A obesidade é uma doença multifatorial. Os desreguladores endócrinos – substâncias presentes no ambiente que podem interferir no metabolismo endócrino – por exemplo, possuem papel importante no desenvolvimento da doença, como destaca a professora Flora Milton. “Esses desreguladores endócrinos são fatores considerados contribuintes no desenvolvimento da obesidade, tanto pela Organização Mundial da Saúde (OMS), quanto pela Associação Brasileira de Estudos da Obesidade e da Síndrome Metabólica (ABESO). Existem comprovações de que esses desreguladores contribuem como fatores externos no desenvolvimento da obesidade e da diabetes. E o que estamos investigando é se os agrotóxicos podem atuar nesses mecanismos. Encontramos o indício de que sim, temos um resultado de que o agrotóxico está induzindo o acúmulo lipídico em célula, nosso próximo passo é avaliar isso em animais”, explica.

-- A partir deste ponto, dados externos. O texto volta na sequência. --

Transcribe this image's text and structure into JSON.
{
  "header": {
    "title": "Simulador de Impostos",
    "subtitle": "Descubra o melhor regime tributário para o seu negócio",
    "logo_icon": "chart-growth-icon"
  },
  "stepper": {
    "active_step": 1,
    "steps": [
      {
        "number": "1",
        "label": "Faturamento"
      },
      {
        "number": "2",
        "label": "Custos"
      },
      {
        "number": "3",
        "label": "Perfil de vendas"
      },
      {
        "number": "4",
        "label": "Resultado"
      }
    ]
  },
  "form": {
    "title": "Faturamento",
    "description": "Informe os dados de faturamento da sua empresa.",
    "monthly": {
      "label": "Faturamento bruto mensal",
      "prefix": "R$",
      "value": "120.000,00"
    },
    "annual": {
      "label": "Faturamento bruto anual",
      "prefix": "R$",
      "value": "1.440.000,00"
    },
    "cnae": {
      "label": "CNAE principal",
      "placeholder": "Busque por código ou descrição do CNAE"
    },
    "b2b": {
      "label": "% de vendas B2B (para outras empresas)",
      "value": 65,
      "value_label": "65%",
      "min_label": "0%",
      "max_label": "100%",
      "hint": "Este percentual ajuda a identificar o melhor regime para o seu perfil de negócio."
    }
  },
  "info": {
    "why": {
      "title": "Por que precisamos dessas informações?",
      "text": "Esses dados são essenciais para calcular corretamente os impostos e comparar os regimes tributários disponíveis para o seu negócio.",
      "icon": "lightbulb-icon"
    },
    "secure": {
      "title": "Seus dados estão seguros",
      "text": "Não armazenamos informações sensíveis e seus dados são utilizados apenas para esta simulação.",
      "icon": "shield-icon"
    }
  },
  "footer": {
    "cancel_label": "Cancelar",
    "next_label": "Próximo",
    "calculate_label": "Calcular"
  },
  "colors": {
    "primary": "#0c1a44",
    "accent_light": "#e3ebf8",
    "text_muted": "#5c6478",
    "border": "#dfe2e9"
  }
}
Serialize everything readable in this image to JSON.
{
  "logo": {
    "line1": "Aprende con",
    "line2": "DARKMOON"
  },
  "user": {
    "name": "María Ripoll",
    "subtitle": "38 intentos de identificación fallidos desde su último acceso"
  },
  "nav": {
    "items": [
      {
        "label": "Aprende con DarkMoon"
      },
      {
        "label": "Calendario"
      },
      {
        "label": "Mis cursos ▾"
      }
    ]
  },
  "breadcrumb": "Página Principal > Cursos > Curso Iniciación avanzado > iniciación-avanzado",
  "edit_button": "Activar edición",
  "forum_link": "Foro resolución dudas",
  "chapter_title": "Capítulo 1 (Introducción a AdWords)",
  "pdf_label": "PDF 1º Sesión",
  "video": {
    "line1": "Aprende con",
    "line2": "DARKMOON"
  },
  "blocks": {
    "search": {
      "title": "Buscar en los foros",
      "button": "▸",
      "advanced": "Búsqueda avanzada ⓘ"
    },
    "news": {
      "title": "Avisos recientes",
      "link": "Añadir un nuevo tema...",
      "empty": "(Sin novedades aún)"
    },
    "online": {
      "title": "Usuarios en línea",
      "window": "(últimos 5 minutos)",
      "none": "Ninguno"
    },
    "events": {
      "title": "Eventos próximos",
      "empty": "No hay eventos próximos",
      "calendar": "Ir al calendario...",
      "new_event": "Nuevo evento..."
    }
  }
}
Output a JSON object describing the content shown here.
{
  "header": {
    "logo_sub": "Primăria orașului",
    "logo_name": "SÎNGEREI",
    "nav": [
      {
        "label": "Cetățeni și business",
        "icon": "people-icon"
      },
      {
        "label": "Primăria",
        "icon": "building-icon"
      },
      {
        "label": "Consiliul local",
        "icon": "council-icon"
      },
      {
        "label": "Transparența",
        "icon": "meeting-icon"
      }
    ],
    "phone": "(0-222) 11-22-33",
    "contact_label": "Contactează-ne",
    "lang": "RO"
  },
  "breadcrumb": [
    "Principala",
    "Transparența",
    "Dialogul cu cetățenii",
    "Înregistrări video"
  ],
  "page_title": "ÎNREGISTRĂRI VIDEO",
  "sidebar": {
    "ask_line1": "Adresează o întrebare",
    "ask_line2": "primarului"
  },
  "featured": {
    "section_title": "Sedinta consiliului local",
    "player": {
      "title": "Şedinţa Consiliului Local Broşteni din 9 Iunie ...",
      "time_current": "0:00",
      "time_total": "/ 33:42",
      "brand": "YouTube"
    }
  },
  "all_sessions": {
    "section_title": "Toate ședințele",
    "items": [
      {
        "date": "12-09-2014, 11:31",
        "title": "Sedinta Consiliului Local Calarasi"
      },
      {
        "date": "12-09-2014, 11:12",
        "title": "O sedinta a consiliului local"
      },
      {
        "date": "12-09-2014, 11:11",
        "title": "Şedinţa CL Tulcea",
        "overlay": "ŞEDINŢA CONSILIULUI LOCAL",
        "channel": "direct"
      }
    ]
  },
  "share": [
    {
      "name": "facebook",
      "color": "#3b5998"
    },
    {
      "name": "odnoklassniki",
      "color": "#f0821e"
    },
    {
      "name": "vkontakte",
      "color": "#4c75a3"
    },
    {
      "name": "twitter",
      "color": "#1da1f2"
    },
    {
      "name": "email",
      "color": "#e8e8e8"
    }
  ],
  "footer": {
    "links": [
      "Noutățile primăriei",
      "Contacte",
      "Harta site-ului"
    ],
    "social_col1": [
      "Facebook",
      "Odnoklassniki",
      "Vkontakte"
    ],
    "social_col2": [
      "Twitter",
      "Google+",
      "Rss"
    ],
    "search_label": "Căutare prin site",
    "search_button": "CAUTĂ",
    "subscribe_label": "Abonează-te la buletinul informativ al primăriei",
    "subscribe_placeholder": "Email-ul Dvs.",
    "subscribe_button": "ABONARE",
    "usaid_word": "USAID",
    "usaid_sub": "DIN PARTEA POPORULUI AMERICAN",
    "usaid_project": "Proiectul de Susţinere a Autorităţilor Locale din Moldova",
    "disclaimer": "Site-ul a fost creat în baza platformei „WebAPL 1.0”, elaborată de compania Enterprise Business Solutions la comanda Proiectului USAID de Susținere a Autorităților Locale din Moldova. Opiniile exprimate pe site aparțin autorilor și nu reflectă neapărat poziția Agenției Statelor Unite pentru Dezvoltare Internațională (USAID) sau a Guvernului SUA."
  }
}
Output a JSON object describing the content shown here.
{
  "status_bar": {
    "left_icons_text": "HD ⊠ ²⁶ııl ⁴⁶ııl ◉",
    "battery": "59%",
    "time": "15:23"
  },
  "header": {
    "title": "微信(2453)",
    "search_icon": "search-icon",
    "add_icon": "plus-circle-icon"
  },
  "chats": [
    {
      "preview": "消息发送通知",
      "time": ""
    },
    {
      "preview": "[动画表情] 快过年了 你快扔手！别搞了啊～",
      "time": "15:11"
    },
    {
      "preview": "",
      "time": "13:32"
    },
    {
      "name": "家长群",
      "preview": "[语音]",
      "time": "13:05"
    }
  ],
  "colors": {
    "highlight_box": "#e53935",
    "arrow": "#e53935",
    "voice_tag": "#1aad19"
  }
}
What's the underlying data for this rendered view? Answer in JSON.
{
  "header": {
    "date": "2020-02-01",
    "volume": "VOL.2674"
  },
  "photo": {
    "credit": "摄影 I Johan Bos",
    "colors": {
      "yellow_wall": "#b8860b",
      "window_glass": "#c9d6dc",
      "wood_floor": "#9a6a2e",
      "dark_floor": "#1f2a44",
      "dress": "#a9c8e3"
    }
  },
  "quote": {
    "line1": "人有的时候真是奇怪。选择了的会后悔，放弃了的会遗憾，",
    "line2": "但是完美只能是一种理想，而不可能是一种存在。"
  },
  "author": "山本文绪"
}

O professor de Bioengenharia da Universidade da Califórnia e criador do termo obesogênico, doutor Bruce Blumberg, é colaborador do projeto de pesquisa. Quando esteve na Universidade de Brasília para o I Simpósio de Farmacologia do Distrito Federal, que aconteceu nos dias 12 e 13 de novembro de 2018, ele teve acesso aos resultados da pesquisa desenvolvida pelos docentes da UFF e considerou-os de extrema relevância. O professor Blumberg estuda os desreguladores endócrinos e os seus efeitos, os danos causados no DNA e se esses danos são hereditários. “O que não conseguimos fazer por aqui estamos buscando nessa colaboração com o cientista americano. A parceria está nos rendendo bons frutos”, ressalta Flora Milton.
A pesquisa é também uma parceria da UFF com a Universidade de Brasília (UnB). A UnB é colaboradora financeira do estudo, assim como fornecedora de materiais e de espaço para a realização de alguns testes específicos, como a PCR em tempo real. Este exame, que permite a visualização do DNA e a identificação da presença de patógenos na amostra, é utilizado para avaliação da expressão de genes relacionados à adipogênese, obesidade e resistência à insulina tanto em células quanto em animais.
Flora conclui apresentando os objetivos temporais do estudo. “A curto prazo esperamos identificar o potencial adipogênico dos agrotóxicos através do estudo em cultura de células. A médio prazo, avaliaremos se o potencial observado nas células também pode ser observado em camundongos. Os animais representam organismos mais complexos, onde outros fatores com certeza irão interagir com os agrotóxicos. E a longo prazo esperamos estabelecer uma relação do que foi observado no laboratório com os seres humanos”.